Khiêm became a person much sought after by many leaders during that time of upheaval, civil war, the Mạc collapse, and the rise of the Trịnh lords and Nguyễn lords. Both Trịnh Kiểm and Nguyễn Hoàng purportedly sought his advice in their pursuit of power. To the former, he gave the advice of being the real power behind the (restored) Lê dynasty. To the latter, he advised building a base of power in the undeveloped south. Both men followed these suggestions, resulting in a political and military division of Vietnam that would last for 200 years. As a result of this sage advice, Khiêm gained a reputation as someone who could foretell the future. Some of his prophecies were of a Delphic nature as they were ambiguous and could be read in several ways.

Khiêm was also a poet, composing many poems in Chinese and Nôm that have survived to this day. There is a long poem attributed to him called Sấm Trạng Trình (讖狀程, The Prophecies of Trạng Trình). (Trạng Trình is one of Khiêm's nicknames.)

This is the Vietnamese equivalent of the Nostradamus quatrains.
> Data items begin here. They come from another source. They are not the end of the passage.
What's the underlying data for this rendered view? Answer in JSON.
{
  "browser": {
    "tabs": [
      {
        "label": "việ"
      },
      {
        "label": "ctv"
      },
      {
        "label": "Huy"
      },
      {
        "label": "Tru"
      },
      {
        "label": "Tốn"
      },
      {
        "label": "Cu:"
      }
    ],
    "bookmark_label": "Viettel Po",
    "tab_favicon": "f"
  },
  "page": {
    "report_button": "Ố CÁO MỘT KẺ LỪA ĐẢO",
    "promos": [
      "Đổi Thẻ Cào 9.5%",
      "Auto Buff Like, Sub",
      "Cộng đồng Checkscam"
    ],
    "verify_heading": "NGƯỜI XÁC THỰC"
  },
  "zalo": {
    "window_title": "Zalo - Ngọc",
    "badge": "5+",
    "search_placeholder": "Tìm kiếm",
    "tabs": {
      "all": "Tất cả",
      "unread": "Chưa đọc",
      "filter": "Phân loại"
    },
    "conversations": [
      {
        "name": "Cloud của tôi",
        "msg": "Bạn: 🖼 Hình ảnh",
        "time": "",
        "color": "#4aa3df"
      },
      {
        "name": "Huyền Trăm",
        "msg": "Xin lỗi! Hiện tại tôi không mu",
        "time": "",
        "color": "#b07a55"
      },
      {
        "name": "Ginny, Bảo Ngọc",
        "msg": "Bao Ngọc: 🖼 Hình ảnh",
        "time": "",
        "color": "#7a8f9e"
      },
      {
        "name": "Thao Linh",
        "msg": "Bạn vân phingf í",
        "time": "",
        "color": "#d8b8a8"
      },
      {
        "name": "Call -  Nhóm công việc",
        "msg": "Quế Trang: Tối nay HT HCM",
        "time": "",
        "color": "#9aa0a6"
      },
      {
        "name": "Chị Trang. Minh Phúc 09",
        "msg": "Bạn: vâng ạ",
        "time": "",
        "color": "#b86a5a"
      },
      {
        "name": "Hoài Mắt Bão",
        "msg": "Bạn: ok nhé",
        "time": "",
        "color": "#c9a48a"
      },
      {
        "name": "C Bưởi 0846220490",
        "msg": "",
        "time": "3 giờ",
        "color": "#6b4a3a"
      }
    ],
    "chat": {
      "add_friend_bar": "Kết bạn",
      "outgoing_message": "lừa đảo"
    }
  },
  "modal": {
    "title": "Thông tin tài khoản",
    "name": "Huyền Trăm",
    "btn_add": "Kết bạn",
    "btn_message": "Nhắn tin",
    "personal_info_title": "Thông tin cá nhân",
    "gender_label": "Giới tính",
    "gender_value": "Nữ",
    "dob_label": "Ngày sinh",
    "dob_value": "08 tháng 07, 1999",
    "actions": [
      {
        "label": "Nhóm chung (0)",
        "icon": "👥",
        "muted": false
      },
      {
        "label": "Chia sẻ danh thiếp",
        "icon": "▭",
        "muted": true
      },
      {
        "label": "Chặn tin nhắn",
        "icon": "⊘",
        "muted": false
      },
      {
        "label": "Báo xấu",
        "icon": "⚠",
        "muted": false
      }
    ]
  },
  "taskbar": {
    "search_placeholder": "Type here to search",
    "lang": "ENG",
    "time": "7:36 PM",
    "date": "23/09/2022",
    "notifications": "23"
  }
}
It is suggestive, believed to predict future events, and very mysterious. This poem includes the line, "Vietnam is being created" (Việt Nam khởi tổ xây nền), an early use of the word Vietnam.

Most cities in Vietnam have named major streets after him.

==Modern Cult in the School of Teaching Goodness==
The School of Teaching Goodness emerged in the 1990s in the Vĩnh Bảo District, a rural area of the city of Hải Phòng. A local carpenter known simply as "Master Thu" claimed to have been visited at night by the spirit of Khiêm, who ordered him to build a shrine in his honor. Thu owned some land, where he built and inaugurated in 1996 a shrine he called Minh Đường Trung Tân (The School of Teaching Goodness). By 2016, it had attracted more than 10,000 visitors, and Thu had organized around the channeled messages of Khiêm a new religious movement with thousands of followers.

In 2016, a woman credited with spiritual powers who lived near the shrine claimed to have found Khiêm's coffin buried in her garden. State archeologists took the finding seriously and investigated it. The results were inconclusive, but the fame of the shrine grew as a result of the incident.

==Sources==
- Ta Ngoc Lien Renowned Vietnamese Intellectuals: Nguyen Binh Khiem, The Gioi Publishers, 2004.
- Nguyễn Huyền Anh. Việt Nam Danh Nhân Từ Điển.
- Phạm Thế Ngữ. Việt Nam Văn Học Sử.
- Trần Trọng Kim. Việt Nam Sử Lược.
- Nguyễn Bỉnh Khiêm, The Bach Vân Am Quôc-Ngu Thi Tâp, Text in Latin script and chữ nôm script, translation in French, Bulletin de la Société des études indochinoises, Saigon, 1974, 312 P.